Política

Homem comprometido com a verdade ele foi um homem de verdade: reto, franco, impoluto

É sempre triste ver o mundo desfalcado de gente boa, como Francisco Iglesias, cuja morte privou o Brasil de um dos seus intelectuais mais dignos e capazes. Quem teve a sorte de conhecê-lo bem pode testemunhar sobre o raro equilíbrio de qualidades que faziam dele alguém tão singular. Iglesias era discreto e participante; reservado, mas loquaz; sereno e apaixonado. Um de seus traços salientes era a franqueza, que o fazia dizer sempre o que pensava, sem omissão nem temor. E tudo o que dizia vinha revestido da clareza e da propriedade de expressão que caracterizam os expositores de qualidade. Não espanta que haja sido tão requisitado para cursos, conselhos, congressos, bancas de concurso, palestras. Ele procurava atender sempre, com uma generosidade e uma disponibilidade que o tornaram dos professores universitários mais admirados e estimados do país. Muita e muita gente lhe deve apoio, estímulo, solidariedade, compreensão em momentos fáceis e em momentos difíceis. Homem comprometido acima de tudo com a verdade, ele foi (sem querer fazer jogo de palavras) um homem de verdade: reto, franco, impoluto, disponível para as boas causas, crítico severo de desmandos, transigências e ignorâncias. Era admirável a sua capacidade de indignação contra os corruptos da política e os administradores ineptos; mas também o seu divertido sarcasmo em relação aos intelectuais canastrões e os burgueses desfrutáveis.

A sua obra reflete muito do que foi. Assim, o grande amor pela terra natal parece presidir a escolha do seu livro notável Política econômica do governo provincial mineiro (1835-89) (1958), exemplar pela probidade da investigação e a novidade das conclusões.
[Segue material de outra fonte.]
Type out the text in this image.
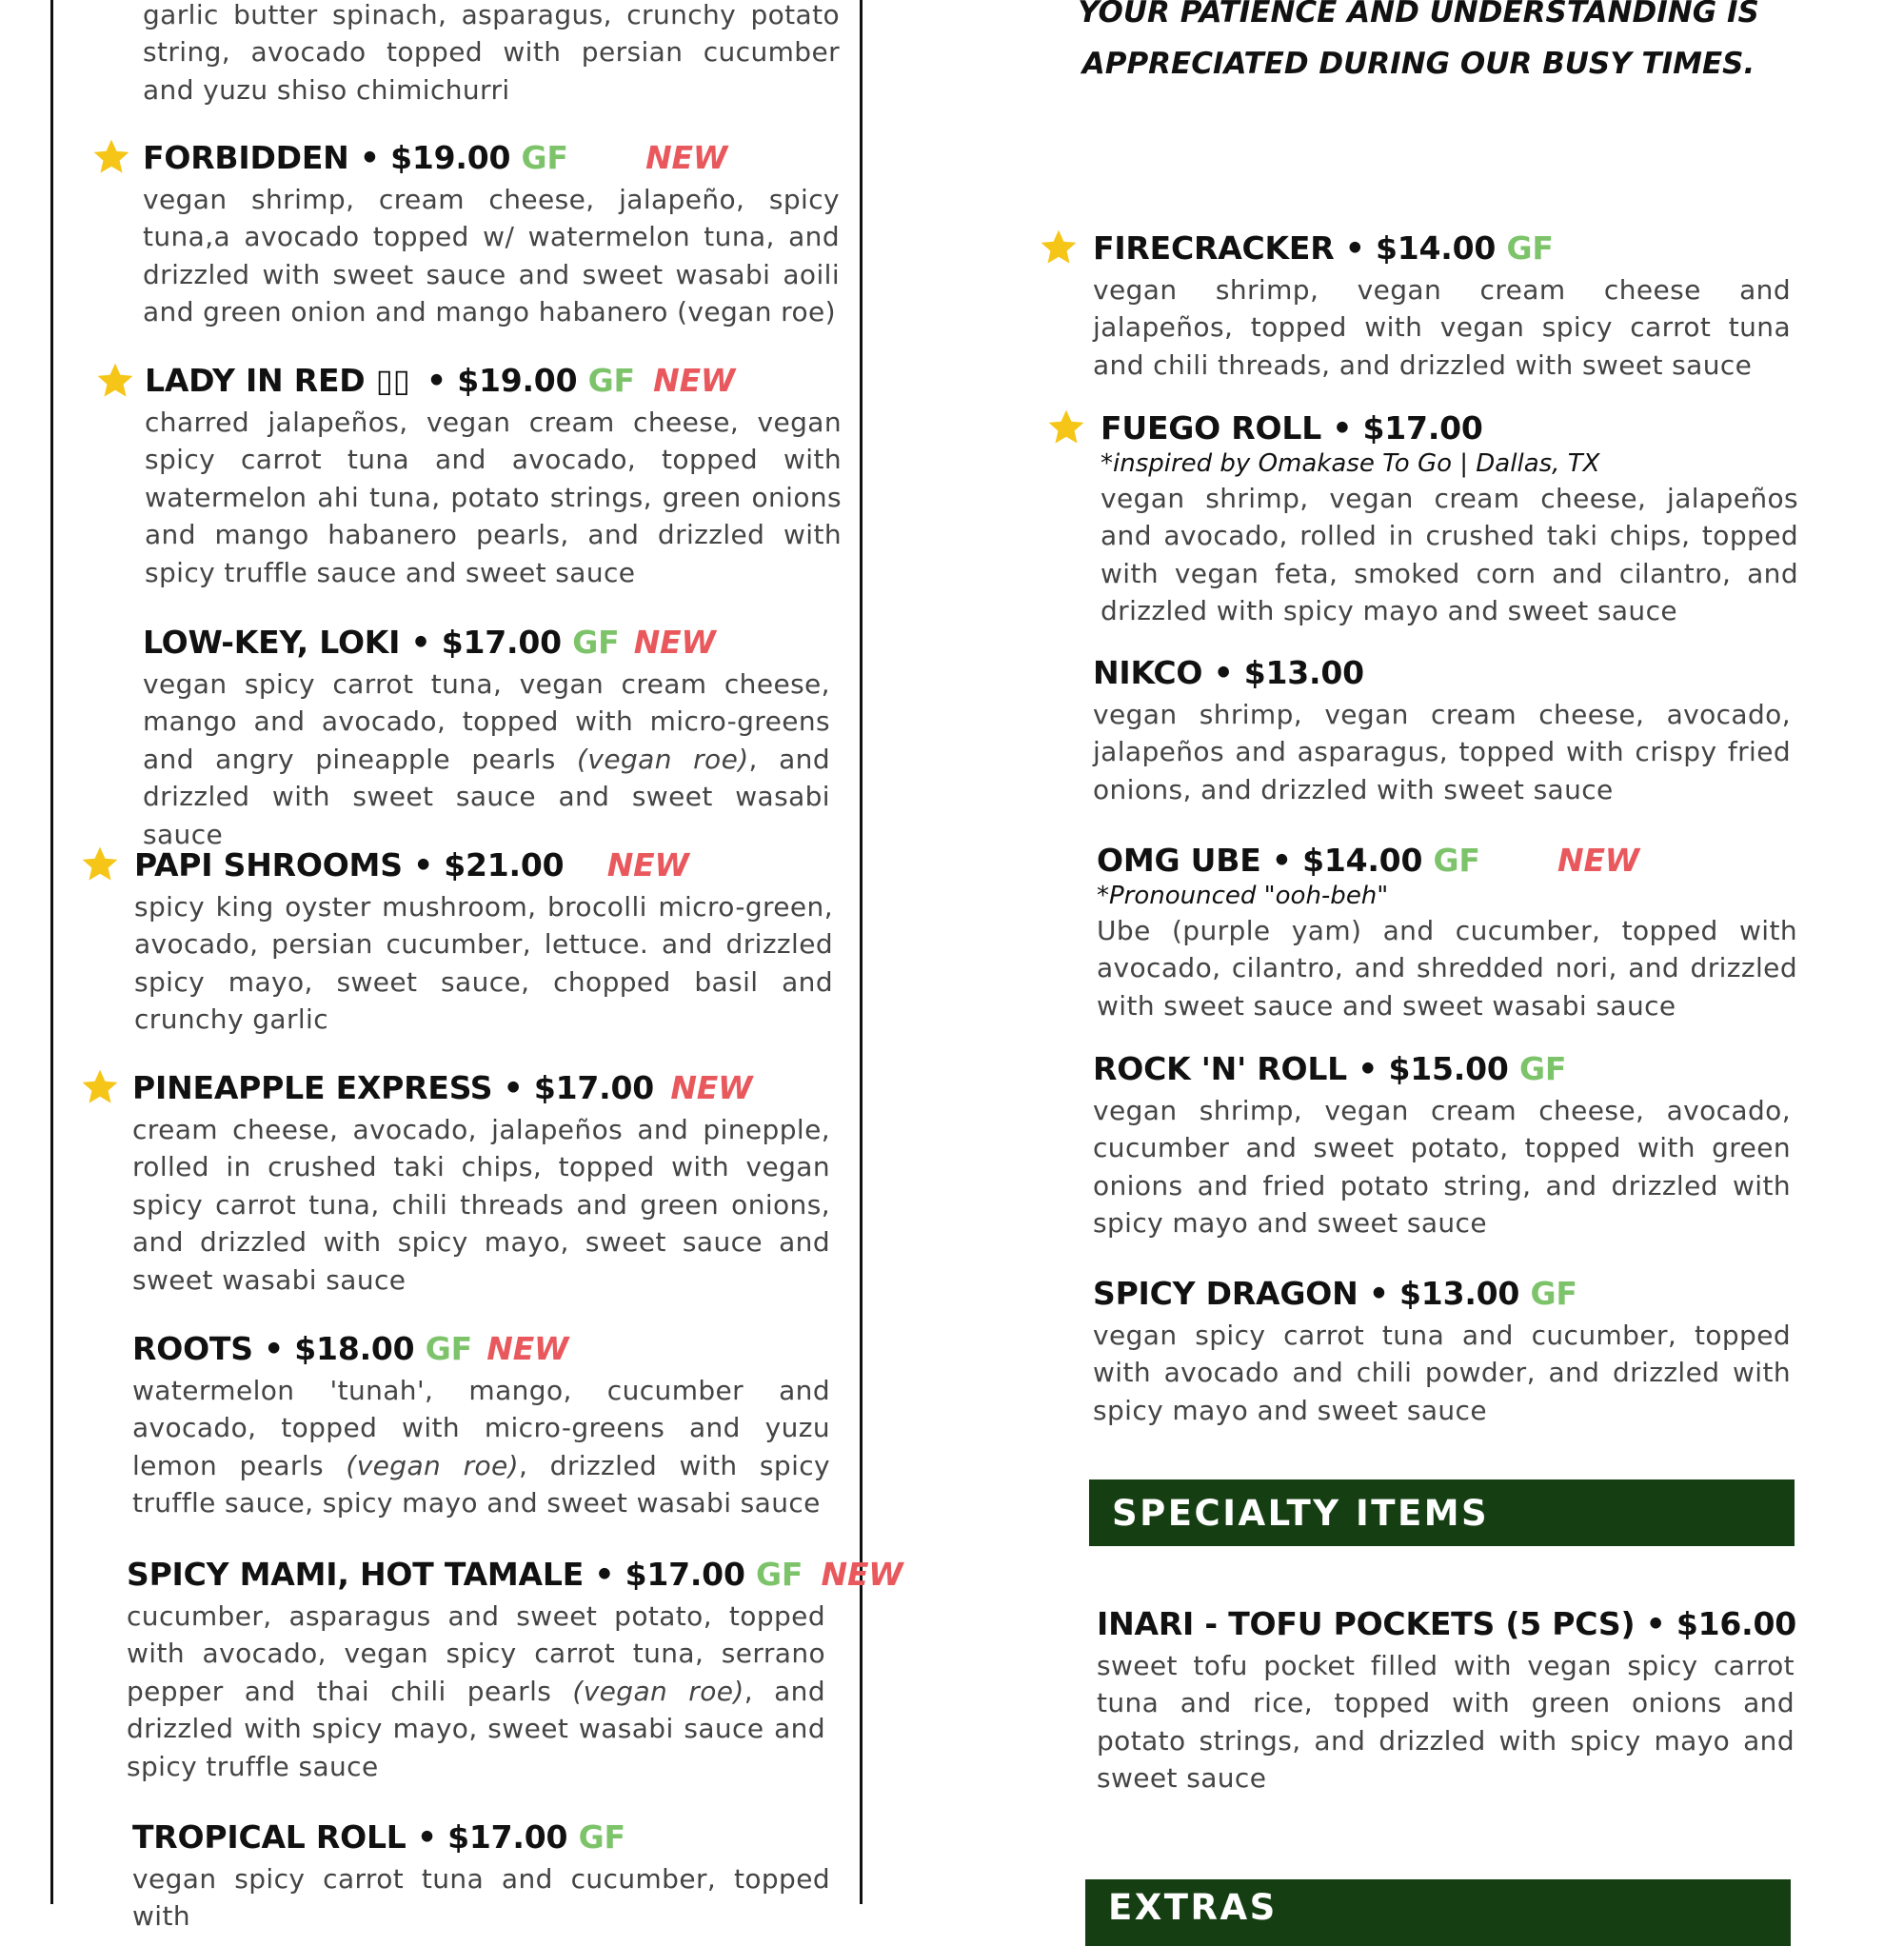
YOUR PATIENCE AND UNDERSTANDING IS
APPRECIATED DURING OUR BUSY TIMES.
garlic butter spinach, asparagus, crunchy potato string, avocado topped with persian cucumber and yuzu shiso chimichurri
FORBIDDEN • $19.00 GF NEW
vegan shrimp, cream cheese, jalapeño, spicy tuna,a avocado topped w/ watermelon tuna, and drizzled with sweet sauce and sweet wasabi aoili and green onion and mango habanero (vegan roe)
LADY IN RED ▯▯ • $19.00 GF NEW
charred jalapeños, vegan cream cheese, vegan spicy carrot tuna and avocado, topped with watermelon ahi tuna, potato strings, green onions and mango habanero pearls, and drizzled with spicy truffle sauce and sweet sauce
LOW-KEY, LOKI • $17.00 GF NEW
vegan spicy carrot tuna, vegan cream cheese, mango and avocado, topped with micro-greens and angry pineapple pearls (vegan roe), and drizzled with sweet sauce and sweet wasabi sauce
PAPI SHROOMS • $21.00 NEW
spicy king oyster mushroom, brocolli micro-green, avocado, persian cucumber, lettuce. and drizzled spicy mayo, sweet sauce, chopped basil and crunchy garlic
PINEAPPLE EXPRESS • $17.00 NEW
cream cheese, avocado, jalapeños and pinepple, rolled in crushed taki chips, topped with vegan spicy carrot tuna, chili threads and green onions, and drizzled with spicy mayo, sweet sauce and sweet wasabi sauce
ROOTS • $18.00 GF NEW
watermelon 'tunah', mango, cucumber and avocado, topped with micro-greens and yuzu lemon pearls (vegan roe), drizzled with spicy truffle sauce, spicy mayo and sweet wasabi sauce
SPICY MAMI, HOT TAMALE • $17.00 GF NEW
cucumber, asparagus and sweet potato, topped with avocado, vegan spicy carrot tuna, serrano pepper and thai chili pearls (vegan roe), and drizzled with spicy mayo, sweet wasabi sauce and spicy truffle sauce
TROPICAL ROLL • $17.00 GF
vegan spicy carrot tuna and cucumber, topped with
FIRECRACKER • $14.00 GF
vegan shrimp, vegan cream cheese and jalapeños, topped with vegan spicy carrot tuna and chili threads, and drizzled with sweet sauce
FUEGO ROLL • $17.00
*inspired by Omakase To Go | Dallas, TX
vegan shrimp, vegan cream cheese, jalapeños and avocado, rolled in crushed taki chips, topped with vegan feta, smoked corn and cilantro, and drizzled with spicy mayo and sweet sauce
NIKCO • $13.00
vegan shrimp, vegan cream cheese, avocado, jalapeños and asparagus, topped with crispy fried onions, and drizzled with sweet sauce
OMG UBE • $14.00 GF NEW
*Pronounced "ooh-beh"
Ube (purple yam) and cucumber, topped with avocado, cilantro, and shredded nori, and drizzled with sweet sauce and sweet wasabi sauce
ROCK 'N' ROLL • $15.00 GF
vegan shrimp, vegan cream cheese, avocado, cucumber and sweet potato, topped with green onions and fried potato string, and drizzled with spicy mayo and sweet sauce
SPICY DRAGON • $13.00 GF
vegan spicy carrot tuna and cucumber, topped with avocado and chili powder, and drizzled with spicy mayo and sweet sauce
SPECIALTY ITEMS
INARI - TOFU POCKETS (5 PCS) • $16.00
sweet tofu pocket filled with vegan spicy carrot tuna and rice, topped with green onions and potato strings, and drizzled with spicy mayo and sweet sauce
EXTRAS
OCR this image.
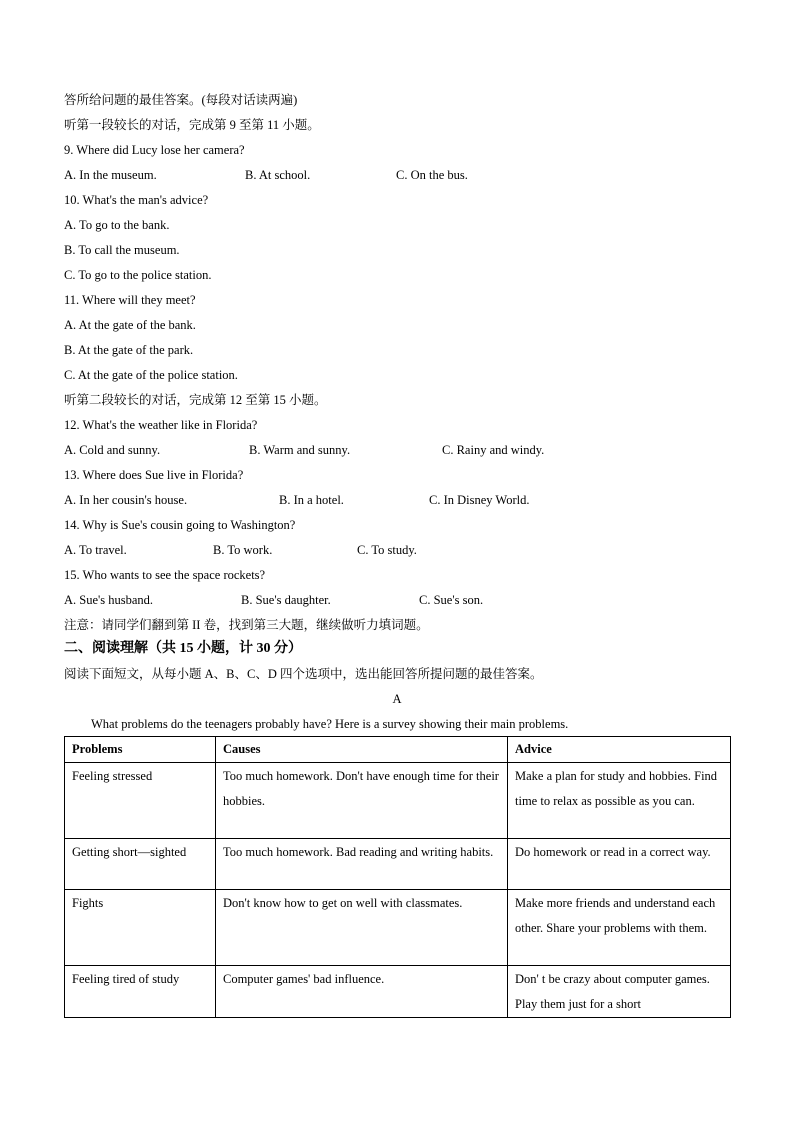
答所给问题的最佳答案。(每段对话读两遍)
听第一段较长的对话，完成第 9 至第 11 小题。
9. Where did Lucy lose her camera?
A. In the museum.	B. At school.	C. On the bus.
10. What's the man's advice?
A. To go to the bank.
B. To call the museum.
C. To go to the police station.
11. Where will they meet?
A. At the gate of the bank.
B. At the gate of the park.
C. At the gate of the police station.
听第二段较长的对话，完成第 12 至第 15 小题。
12. What's the weather like in Florida?
A. Cold and sunny.	B. Warm and sunny.	C. Rainy and windy.
13. Where does Sue live in Florida?
A. In her cousin's house.	B. In a hotel.	C. In Disney World.
14. Why is Sue's cousin going to Washington?
A. To travel.	B. To work.	C. To study.
15. Who wants to see the space rockets?
A. Sue's husband.	B. Sue's daughter.	C. Sue's son.
注意：请同学们翻到第 II 卷，找到第三大题，继续做听力填词题。
二、阅读理解（共 15 小题，计 30 分）
阅读下面短文，从每小题 A、B、C、D 四个选项中，选出能回答所提问题的最佳答案。
A
What problems do the teenagers probably have? Here is a survey showing their main problems.
Problems	Causes	Advice
Feeling stressed	Too much homework. Don't have enough time for their hobbies.	Make a plan for study and hobbies. Find time to relax as possible as you can.
Getting short—sighted	Too much homework. Bad reading and writing habits.	Do homework or read in a correct way.
Fights	Don't know how to get on well with classmates.	Make more friends and understand each other. Share your problems with them.
Feeling tired of study	Computer games' bad influence.	Don' t be crazy about computer games. Play them just for a short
Menciono a propósito a maneira pela qual demonstrou que a relativa regularidade da administração dependeu em boa parte dos vice-presidentes em exercício, radicados na província, conhecedores da sua realidade, ao contrário muitas vezes dos presidentes efêmeros, que vinham de fora ao sabor das flutuações políticas. Igualmente importante é a obra sobre aspectos do pensamento conservador, História e ideologia (1971), na qual analisa esse pendor por assim dizer fatal das elites brasileiras, denunciado no começo do século com admirável argúcia por Manuel Bonfim. Grande expositor, docente interessado no desenvolvimento cultural dos estudantes, a bibliografia digamos formativa lhe deve uma excelente Introdução à historiografia econômica (1959), enquanto o leitor menos especializado pode beneficiar-se com as suas claras sínteses, a exemplo de Trajetória política do Brasil (1993).

Ao lado disso, foi sempre importante a sua colaboração em jornais e revistas, marcada pela lucidez e o invariável equilíbrio expositivo, desde os tempos juvenis da revista Edifício. A esse propósito convém não esquecer que foi homem de grande cultura literária, apaixonado pela poesia e a ficção. Lembro o tempo em que éramos jovens (Iglesias, cinco anos mais moço do que eu) e ele dizia de cor poemas e mais poemas de Carlos Drummond de Andrade, poeta que "cultivava" (um dos seus verbos prediletos) com fervorosa admiração.

Mas qualquer notícia sobre ele ficaria incompleta sem uma referência ao teor da sua amizade. Poucos souberam ser amigos como Iglesias, de modo que não espanta ter sido tão estimado em todos os quadrantes por gente de vária natureza. De fato, poucos mereceram tanto apreço que se consagra aos melhores.